Mis à jour le 31 mars 2011
Marie Allard LA PRESSE

«Ces bactéries proviennent de notre appareil digestif et nous ne voulons pas que le contenu de notre appareil digestif se retrouve sur nos aliments», a dit le chercheur Kevin Allen à la CBC, qui a dévoilé l'étude hier. Des échantillons de salades et d'épinards (48), de fines herbes (58) et de graines germées comme la luzerne ou les haricots mungo (44) provenant de cinq villes canadiennes ont été testés.

«C'est préoccupant pour quelqu'un dont le système immunitaire est faible, mais le consommateur moyen ne devrait pas s'inquiéter», a dit à La Presse Sylvain Charlebois, spécialiste en sécurité alimentaire à l'Université de Guelph. Les bactéries entérocoques effraient les gens, car elles sont résistantes aux antibiotiques.

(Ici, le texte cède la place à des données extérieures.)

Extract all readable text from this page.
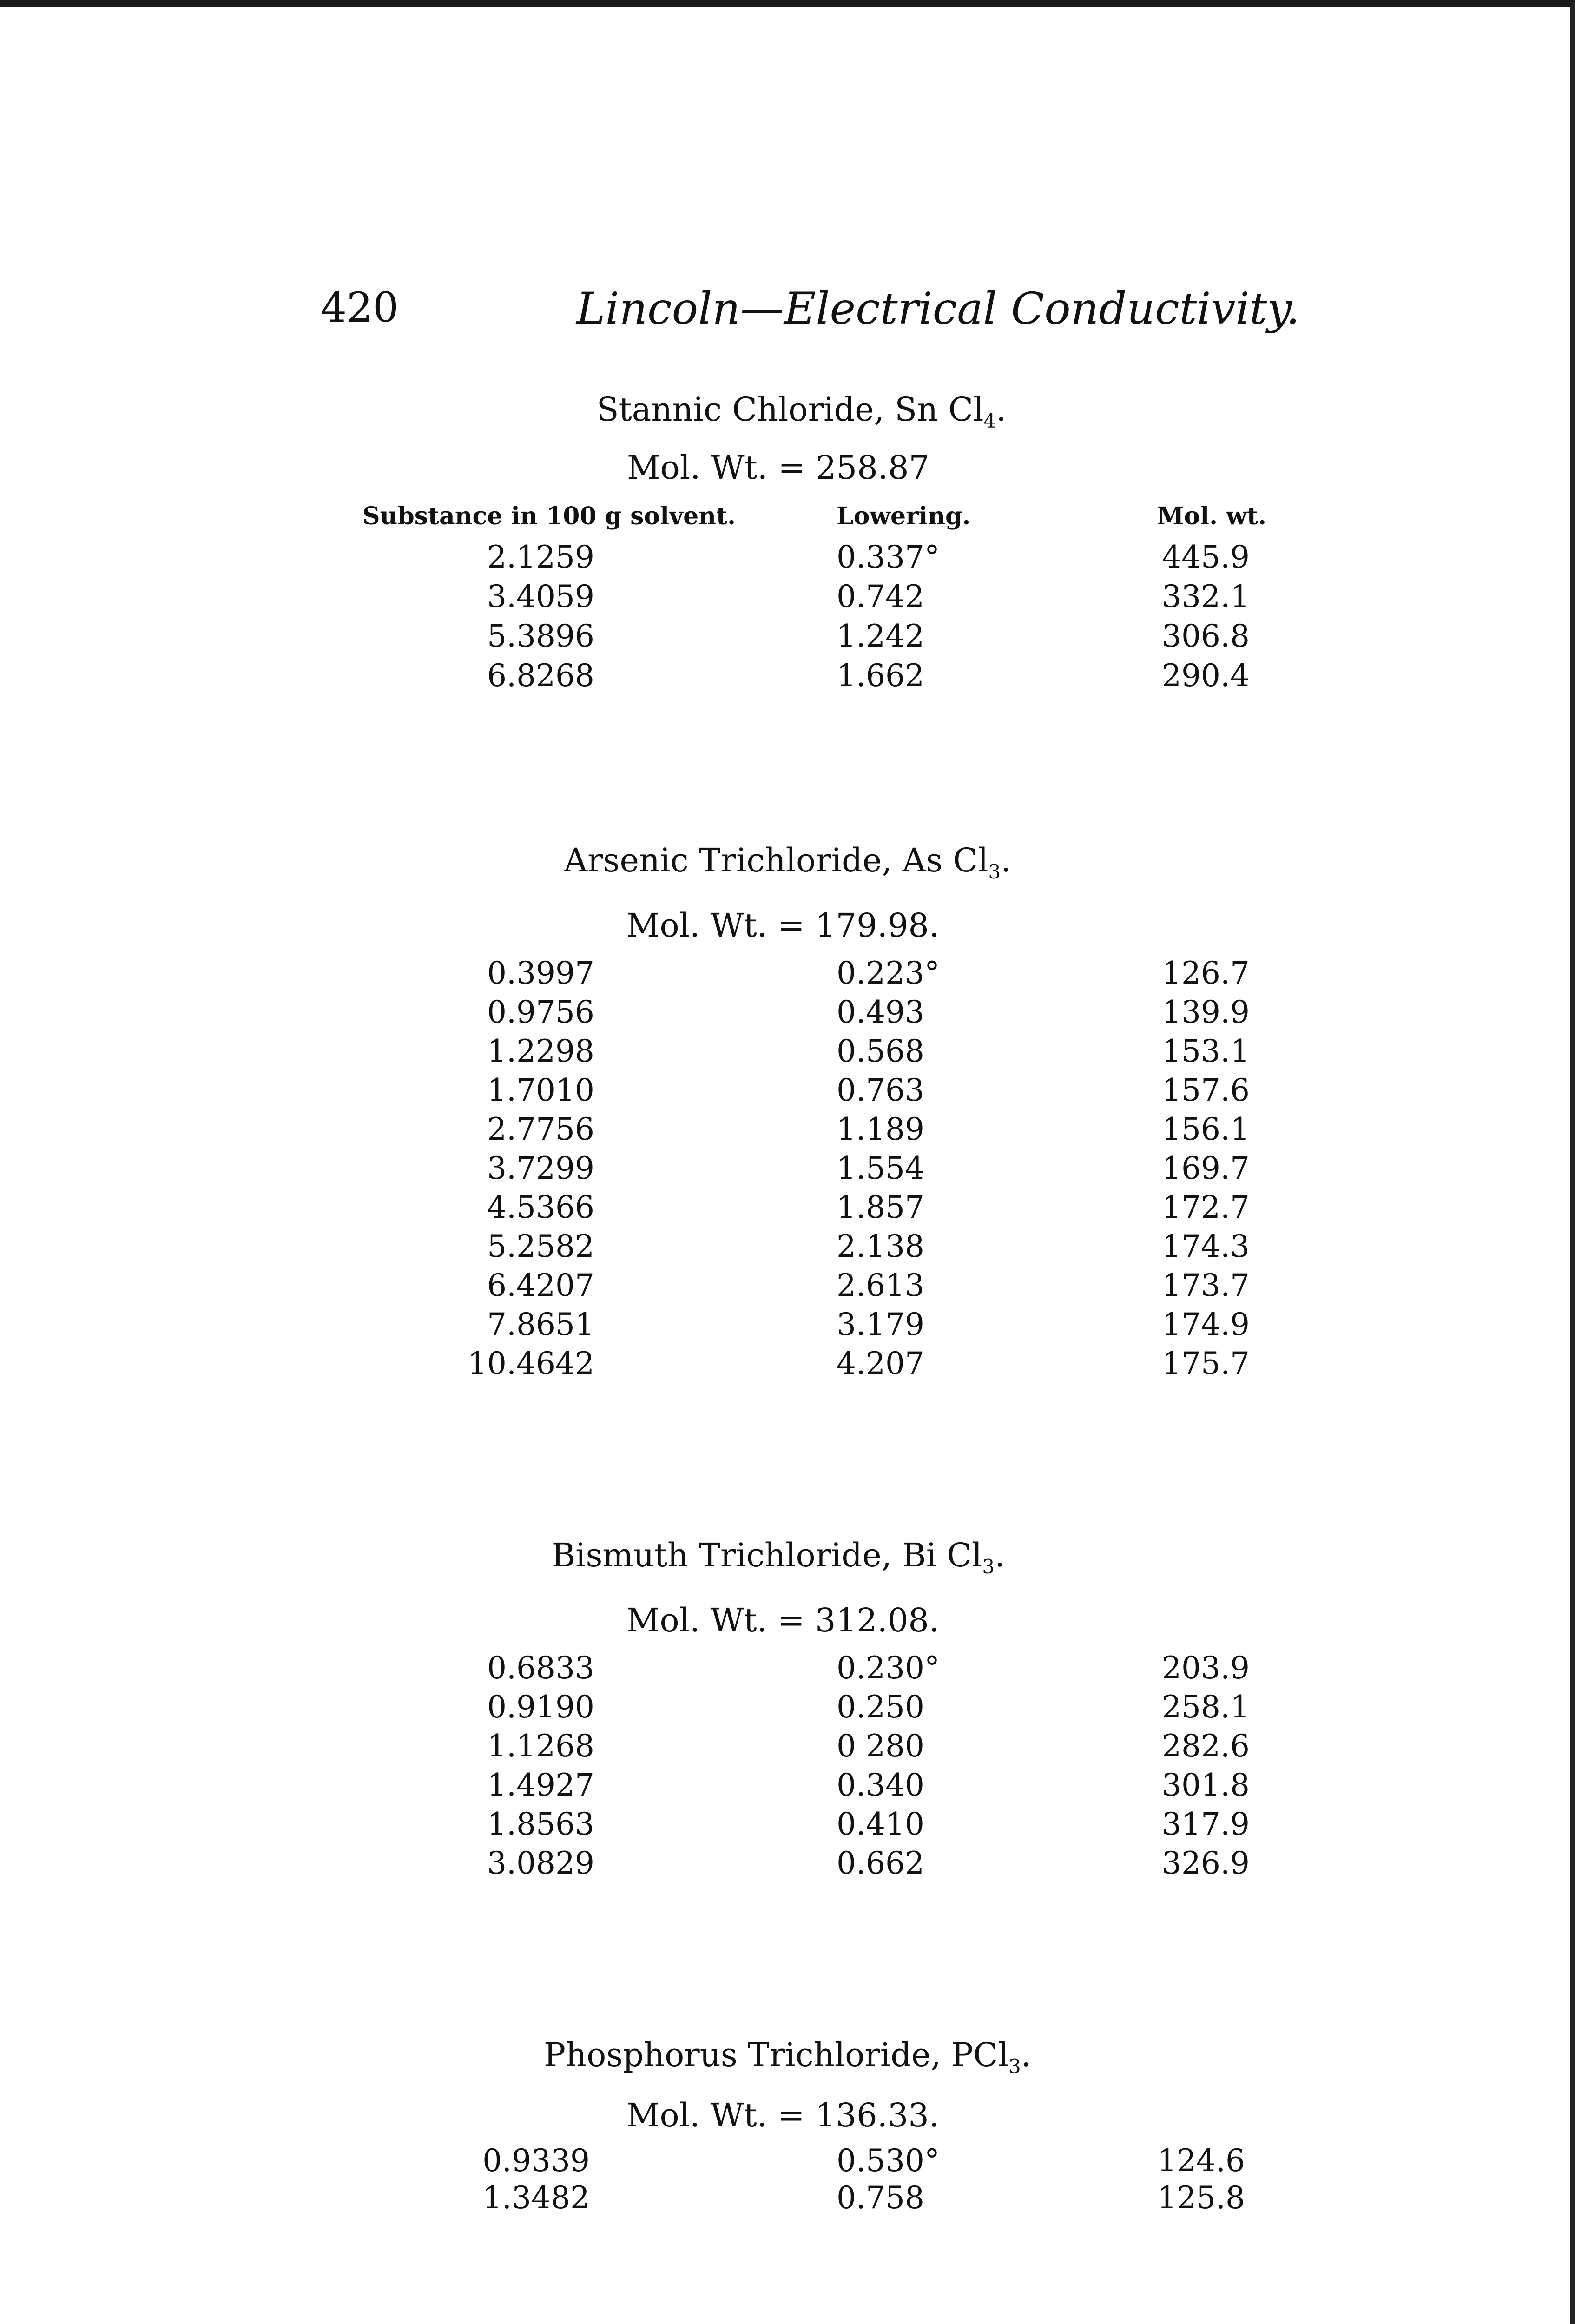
420	Lincoln—Electrical Conductivity.
Stannic Chloride, Sn $Cl_4$.
Mol. Wt. = 258.87
Substance in 100 g solvent.	Lowering.	Mol. wt.
2.1259	0.337°	445.9
3.4059	0.742	332.1
5.3896	1.242	306.8
6.8268	1.662	290.4
Arsenic Trichloride, As $Cl_3$.
Mol. Wt. = 179.98.
0.3997	0.223°	126.7
0.9756	0.493	139.9
1.2298	0.568	153.1
1.7010	0.763	157.6
2.7756	1.189	156.1
3.7299	1.554	169.7
4.5366	1.857	172.7
5.2582	2.138	174.3
6.4207	2.613	173.7
7.8651	3.179	174.9
10.4642	4.207	175.7
Bismuth Trichloride, Bi $Cl_3$.
Mol. Wt. = 312.08.
0.6833	0.230°	203.9
0.9190	0.250	258.1
1.1268	0 280	282.6
1.4927	0.340	301.8
1.8563	0.410	317.9
3.0829	0.662	326.9
Phosphorus Trichloride, PCl$_3$.
Mol. Wt. = 136.33.
0.9339	0.530°	124.6
1.3482	0.758	125.8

Aucune contamination à la salmonelle n'a été trouvée. En général, la charge microbienne des fines herbes, salades et épinards a été jugée de niveau acceptable, même si 36% des herbes et 60% des légumes contenaient des coliformes. Le mieux est de bien cuire ces aliments... alors que les graines germées se consomment fraîches.

L'Agence de la santé publique du Canada estime que «11 millions de personnes souffrent d'intoxication alimentaire chaque année au Canada». Le nombre de rappels d'aliments est en augmentation, sans nécessairement indiquer des risques plus grands, selon M. Charlebois. «Il y a beaucoup de rappels par précaution», a-t-il précisé. C'est là l'héritage de la tragique éclosion de listériose chez Maple Leaf en 2008, qui a fait 22 morts.